Yep, fourth grade was a pretty solid year.

In that great time of certainty, I was absolutely positive that I would be in Stanford University’s Class of 2015. Back then, I loved everything about Stanford: the rigorous academics, the athletics, the California weather and even the ridiculous tree mascot they have.

Now, fast-forward eight years, and I didn’t even consider applying to Stanford my senior year.

Unfortunately, deciding on a college has become an overwhelmingly long and difficult progression, or lack thereof.

Even worse, it seems that almost everyone I’ve talked to mentions that “aha” moment where they just knew what college was right for them. Rather than give their thought process or provide advice on how they decided, most people say, “I just knew.”

Great.

I have 16 days left to make a decision, and, despite nine college visits, I have never gotten close to such an experience of divine understanding.

I’ve narrowed down my choices to the University of North Carolina-Chapel Hill, Santa Clara University and the University of Missouri, but have been stuck at the proverbial crossroads for weeks now.

I’ve even looked for signs. I always think that maybe I’ll know if I see the Tar Heel’s light blue painted somewhere, or if Katy Perry’s “California Gurls” comes on the radio one more time or maybe if MU sends me a 3,000th piece of mail.

Still, nothing has worked, and I’m beginning to believe that the universe forgot to send me the message I was supposed to receive weeks ago.

After months of filling out applications and being as thorough as possible, I’m in the very position I have been trying to avoid all along.
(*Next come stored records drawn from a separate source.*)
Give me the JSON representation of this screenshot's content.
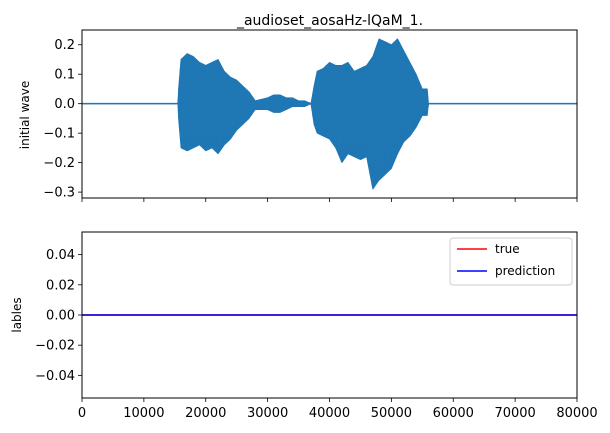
{
  "chart_data": [
    {
      "type": "line",
      "title": "_audioset_aosaHz-lQaM_1.",
      "xlabel": "",
      "ylabel": "initial wave",
      "xlim": [
        0,
        80000
      ],
      "ylim": [
        -0.32,
        0.25
      ],
      "yticks": [
        "0.2",
        "0.1",
        "0.0",
        "−0.1",
        "−0.2",
        "−0.3"
      ],
      "ytick_values": [
        0.2,
        0.1,
        0.0,
        -0.1,
        -0.2,
        -0.3
      ],
      "xtick_values": [
        0,
        10000,
        20000,
        30000,
        40000,
        50000,
        60000,
        70000,
        80000
      ],
      "xtick_labels_shown": false,
      "grid": false,
      "series": [
        {
          "color": "#1f77b4",
          "envelope": {
            "x": [
              0,
              15500,
              15600,
              16000,
              17000,
              18000,
              19000,
              20000,
              21000,
              22000,
              23000,
              24000,
              25000,
              26000,
              27000,
              28000,
              29000,
              30000,
              31000,
              32000,
              33000,
              34000,
              35000,
              36000,
              37000,
              37500,
              38000,
              39000,
              40000,
              41000,
              42000,
              43000,
              44000,
              45000,
              46000,
              47000,
              48000,
              49000,
              50000,
              51000,
              52000,
              53000,
              54000,
              55000,
              55800,
              56000,
              80000
            ],
            "upper": [
              0.0,
              0.0,
              0.05,
              0.15,
              0.17,
              0.16,
              0.14,
              0.13,
              0.14,
              0.15,
              0.11,
              0.09,
              0.08,
              0.06,
              0.04,
              0.01,
              0.015,
              0.02,
              0.03,
              0.03,
              0.02,
              0.02,
              0.01,
              0.01,
              0.0,
              0.06,
              0.11,
              0.12,
              0.14,
              0.13,
              0.13,
              0.14,
              0.11,
              0.12,
              0.13,
              0.16,
              0.22,
              0.21,
              0.2,
              0.22,
              0.18,
              0.14,
              0.1,
              0.05,
              0.05,
              0.0,
              0.0
            ],
            "lower": [
              0.0,
              0.0,
              -0.05,
              -0.15,
              -0.16,
              -0.15,
              -0.14,
              -0.16,
              -0.15,
              -0.17,
              -0.14,
              -0.12,
              -0.09,
              -0.07,
              -0.05,
              -0.02,
              -0.02,
              -0.02,
              -0.03,
              -0.03,
              -0.02,
              -0.01,
              -0.01,
              -0.01,
              0.0,
              -0.07,
              -0.1,
              -0.11,
              -0.12,
              -0.15,
              -0.2,
              -0.17,
              -0.18,
              -0.19,
              -0.18,
              -0.29,
              -0.26,
              -0.24,
              -0.22,
              -0.17,
              -0.13,
              -0.11,
              -0.08,
              -0.04,
              -0.04,
              0.0,
              0.0
            ]
          }
        }
      ]
    },
    {
      "type": "line",
      "title": "",
      "xlabel": "",
      "ylabel": "lables",
      "xlim": [
        0,
        80000
      ],
      "ylim": [
        -0.055,
        0.055
      ],
      "yticks": [
        "0.04",
        "0.02",
        "0.00",
        "−0.02",
        "−0.04"
      ],
      "ytick_values": [
        0.04,
        0.02,
        0.0,
        -0.02,
        -0.04
      ],
      "xticks": [
        "0",
        "10000",
        "20000",
        "30000",
        "40000",
        "50000",
        "60000",
        "70000",
        "80000"
      ],
      "xtick_values": [
        0,
        10000,
        20000,
        30000,
        40000,
        50000,
        60000,
        70000,
        80000
      ],
      "grid": false,
      "legend": "upper right",
      "series": [
        {
          "name": "true",
          "color": "#ff0000",
          "x": [
            0,
            80000
          ],
          "y": [
            0,
            0
          ]
        },
        {
          "name": "prediction",
          "color": "#0000ff",
          "x": [
            0,
            80000
          ],
          "y": [
            0,
            0
          ]
        }
      ]
    }
  ]
}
I have to make a decision with second-guessed gut feelings, no real inclination one way or the other and the next four years of my life in the balance.
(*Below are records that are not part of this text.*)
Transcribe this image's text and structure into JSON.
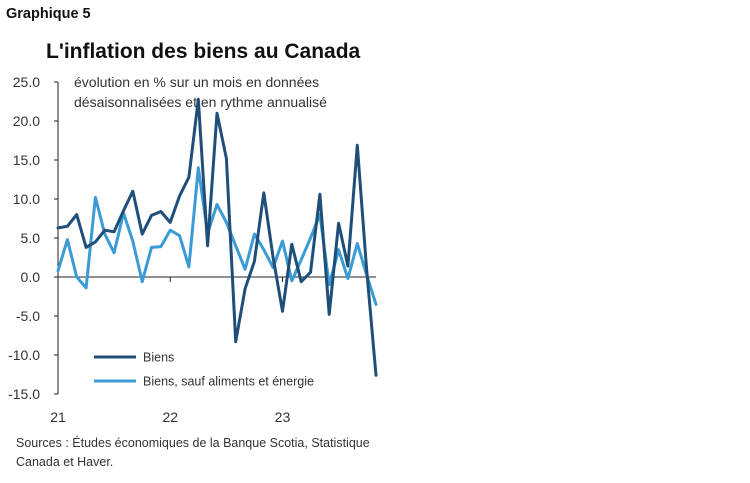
{
  "header": {
    "label": "Graphique 5"
  },
  "footer": {
    "sources": "Sources : Études économiques de la Banque Scotia, Statistique Canada et Haver."
  },
  "chart_data": {
    "type": "line",
    "title": "L'inflation des biens au Canada",
    "subtitle": "évolution en % sur un mois en données désaisonnalisées et en rythme annualisé",
    "xlabel": "",
    "ylabel": "",
    "ylim": [
      -15,
      25
    ],
    "yticks": [
      25.0,
      20.0,
      15.0,
      10.0,
      5.0,
      0.0,
      -5.0,
      -10.0,
      -15.0
    ],
    "ytick_labels": [
      "25.0",
      "20.0",
      "15.0",
      "10.0",
      "5.0",
      "0.0",
      "-5.0",
      "-10.0",
      "-15.0"
    ],
    "x_tick_labels": [
      {
        "label": "21",
        "index": 0
      },
      {
        "label": "22",
        "index": 12
      },
      {
        "label": "23",
        "index": 24
      }
    ],
    "grid": false,
    "legend_position": "bottom-left",
    "series": [
      {
        "name": "Biens",
        "color": "#1f4e79",
        "values": [
          6.3,
          6.5,
          8.0,
          3.8,
          4.5,
          6.0,
          5.8,
          8.5,
          11.0,
          5.5,
          7.9,
          8.4,
          7.0,
          10.4,
          12.8,
          22.8,
          4.0,
          21.0,
          15.2,
          -8.3,
          -1.5,
          2.0,
          10.8,
          2.5,
          -4.4,
          4.2,
          -0.6,
          0.6,
          10.6,
          -4.8,
          6.9,
          1.4,
          16.9,
          1.0,
          -12.6
        ]
      },
      {
        "name": "Biens, sauf aliments et énergie",
        "color": "#3a9bd5",
        "values": [
          0.8,
          4.8,
          0.0,
          -1.4,
          10.2,
          5.5,
          3.1,
          8.2,
          4.6,
          -0.6,
          3.8,
          3.9,
          6.0,
          5.3,
          1.3,
          14.0,
          5.6,
          9.3,
          7.0,
          4.0,
          1.0,
          5.5,
          3.5,
          1.2,
          4.6,
          -0.5,
          2.2,
          5.0,
          8.0,
          -1.0,
          3.5,
          -0.2,
          4.3,
          0.3,
          -3.5
        ]
      }
    ]
  }
}
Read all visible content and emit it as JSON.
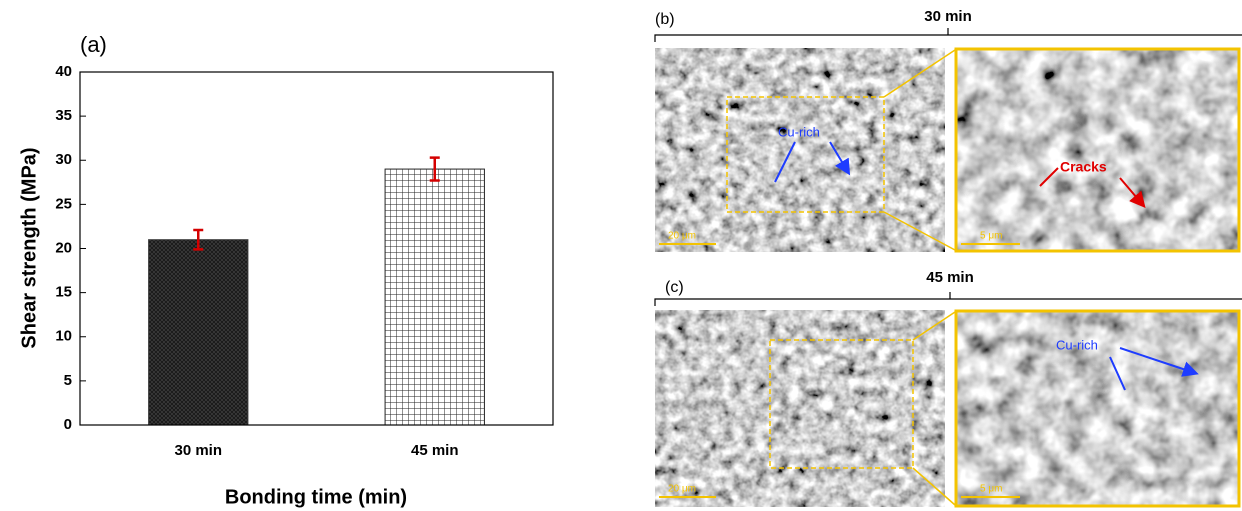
{
  "chart_data": {
    "type": "bar",
    "panel_label": "(a)",
    "x_label": "Bonding time (min)",
    "y_label": "Shear strength (MPa)",
    "categories": [
      "30 min",
      "45 min"
    ],
    "values": [
      21,
      29
    ],
    "errors": [
      1.1,
      1.3
    ],
    "colors": [
      "#3a3a3a",
      "#ffffff"
    ],
    "error_color": "#d40000",
    "ylim": [
      0,
      40
    ],
    "yticks": [
      0,
      5,
      10,
      15,
      20,
      25,
      30,
      35,
      40
    ]
  },
  "panels": [
    {
      "label": "(b)",
      "time": "30 min",
      "annotations": [
        "Cu-rich",
        "Cracks"
      ],
      "scale_bars": [
        "20 μm",
        "5 μm"
      ]
    },
    {
      "label": "(c)",
      "time": "45 min",
      "annotations": [
        "Cu-rich"
      ],
      "scale_bars": [
        "20 μm",
        "5 μm"
      ]
    }
  ]
}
In other words, I’m absolutely terrified.

Decisions are the toughest when you don’t know what you want, and, at this point, I have no idea what I want. Everything I thought I was sure of (major, size of school, distance away from Kansas City) is no longer certain.

I’m more lost than Rory McIlroy on Sunday during the Masters.
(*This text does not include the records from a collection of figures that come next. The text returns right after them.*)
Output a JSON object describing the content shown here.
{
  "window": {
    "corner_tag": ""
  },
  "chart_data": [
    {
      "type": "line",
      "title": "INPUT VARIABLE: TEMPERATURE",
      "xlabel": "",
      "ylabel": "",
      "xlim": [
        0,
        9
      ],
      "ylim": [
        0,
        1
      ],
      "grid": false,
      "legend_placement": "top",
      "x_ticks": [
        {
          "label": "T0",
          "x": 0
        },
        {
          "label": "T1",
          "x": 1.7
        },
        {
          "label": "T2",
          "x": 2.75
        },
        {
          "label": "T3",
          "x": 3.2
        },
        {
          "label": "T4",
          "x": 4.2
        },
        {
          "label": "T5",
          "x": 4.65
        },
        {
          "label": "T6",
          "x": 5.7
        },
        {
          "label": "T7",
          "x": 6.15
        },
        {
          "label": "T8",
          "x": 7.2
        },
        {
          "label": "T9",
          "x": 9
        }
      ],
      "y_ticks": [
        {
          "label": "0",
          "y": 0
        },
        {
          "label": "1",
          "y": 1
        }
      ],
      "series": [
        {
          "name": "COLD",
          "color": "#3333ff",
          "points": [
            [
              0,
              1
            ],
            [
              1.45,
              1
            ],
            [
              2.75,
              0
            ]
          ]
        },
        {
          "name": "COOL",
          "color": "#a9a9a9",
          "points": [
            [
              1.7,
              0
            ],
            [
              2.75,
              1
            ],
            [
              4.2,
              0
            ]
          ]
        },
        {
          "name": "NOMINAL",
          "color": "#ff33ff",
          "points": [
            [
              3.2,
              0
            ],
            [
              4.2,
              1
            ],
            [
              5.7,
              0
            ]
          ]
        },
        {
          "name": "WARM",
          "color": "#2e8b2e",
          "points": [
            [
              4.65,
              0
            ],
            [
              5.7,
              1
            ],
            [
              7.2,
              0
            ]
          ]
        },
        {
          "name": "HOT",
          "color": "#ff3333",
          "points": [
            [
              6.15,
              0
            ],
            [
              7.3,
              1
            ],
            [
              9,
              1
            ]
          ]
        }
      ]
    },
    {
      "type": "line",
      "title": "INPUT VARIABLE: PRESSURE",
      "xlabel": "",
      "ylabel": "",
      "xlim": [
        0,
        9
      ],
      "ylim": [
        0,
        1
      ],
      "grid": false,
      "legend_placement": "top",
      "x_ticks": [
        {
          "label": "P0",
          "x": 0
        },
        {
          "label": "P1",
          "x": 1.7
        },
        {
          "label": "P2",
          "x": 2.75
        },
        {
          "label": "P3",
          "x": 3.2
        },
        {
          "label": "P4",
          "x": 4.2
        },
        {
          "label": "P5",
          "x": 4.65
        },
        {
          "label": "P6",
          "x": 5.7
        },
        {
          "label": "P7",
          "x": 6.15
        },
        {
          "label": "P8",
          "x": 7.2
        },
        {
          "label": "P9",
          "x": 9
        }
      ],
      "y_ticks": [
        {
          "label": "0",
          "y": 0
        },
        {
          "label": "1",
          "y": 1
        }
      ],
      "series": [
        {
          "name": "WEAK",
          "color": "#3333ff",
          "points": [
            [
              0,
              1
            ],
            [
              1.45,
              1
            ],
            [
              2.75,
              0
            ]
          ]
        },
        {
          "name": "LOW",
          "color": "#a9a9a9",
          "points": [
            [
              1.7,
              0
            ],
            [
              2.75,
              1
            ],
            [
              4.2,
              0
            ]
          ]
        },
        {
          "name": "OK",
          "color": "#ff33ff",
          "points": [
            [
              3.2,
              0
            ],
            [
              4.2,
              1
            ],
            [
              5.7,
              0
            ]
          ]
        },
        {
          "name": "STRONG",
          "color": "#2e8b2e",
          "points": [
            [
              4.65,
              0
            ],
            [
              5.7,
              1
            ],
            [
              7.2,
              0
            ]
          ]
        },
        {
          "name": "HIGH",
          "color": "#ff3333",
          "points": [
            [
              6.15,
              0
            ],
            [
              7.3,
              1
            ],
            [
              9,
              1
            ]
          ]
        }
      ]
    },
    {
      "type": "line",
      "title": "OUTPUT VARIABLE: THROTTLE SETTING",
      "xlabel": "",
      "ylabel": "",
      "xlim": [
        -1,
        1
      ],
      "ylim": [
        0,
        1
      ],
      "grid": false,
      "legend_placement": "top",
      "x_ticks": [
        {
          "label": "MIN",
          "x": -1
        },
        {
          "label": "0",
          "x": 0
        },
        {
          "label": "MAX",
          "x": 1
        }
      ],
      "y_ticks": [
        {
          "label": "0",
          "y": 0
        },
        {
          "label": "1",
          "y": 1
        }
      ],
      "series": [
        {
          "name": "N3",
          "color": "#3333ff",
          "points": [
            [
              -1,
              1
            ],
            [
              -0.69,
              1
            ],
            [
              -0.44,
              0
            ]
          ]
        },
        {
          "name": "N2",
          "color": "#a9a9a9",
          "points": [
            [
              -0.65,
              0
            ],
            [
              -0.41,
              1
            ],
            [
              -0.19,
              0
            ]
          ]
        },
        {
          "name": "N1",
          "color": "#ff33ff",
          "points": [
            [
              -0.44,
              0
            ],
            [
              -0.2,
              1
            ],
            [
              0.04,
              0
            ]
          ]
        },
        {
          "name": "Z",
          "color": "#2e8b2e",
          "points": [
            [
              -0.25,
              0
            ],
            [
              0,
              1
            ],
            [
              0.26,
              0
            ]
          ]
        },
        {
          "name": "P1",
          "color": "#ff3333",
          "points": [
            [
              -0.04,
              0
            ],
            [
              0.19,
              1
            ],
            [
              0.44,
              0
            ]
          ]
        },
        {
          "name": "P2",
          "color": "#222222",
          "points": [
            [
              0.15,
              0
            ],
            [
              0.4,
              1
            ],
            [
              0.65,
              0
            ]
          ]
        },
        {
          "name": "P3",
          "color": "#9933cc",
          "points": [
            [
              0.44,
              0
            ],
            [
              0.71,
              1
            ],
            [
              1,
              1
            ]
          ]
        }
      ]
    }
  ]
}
I went into this whole process thinking that decisions of this magnitude would come to me, but I was wrong. In the next 16 days, I will make the biggest decision of my life, and it will be accompanied by great fear.

But I guess that’s the way things are supposed to be sometimes. Decisions won’t always come easily, and, occasionally, they just have to be made even when you’re not ready to make them.

Still, just once, I wish things would be easy.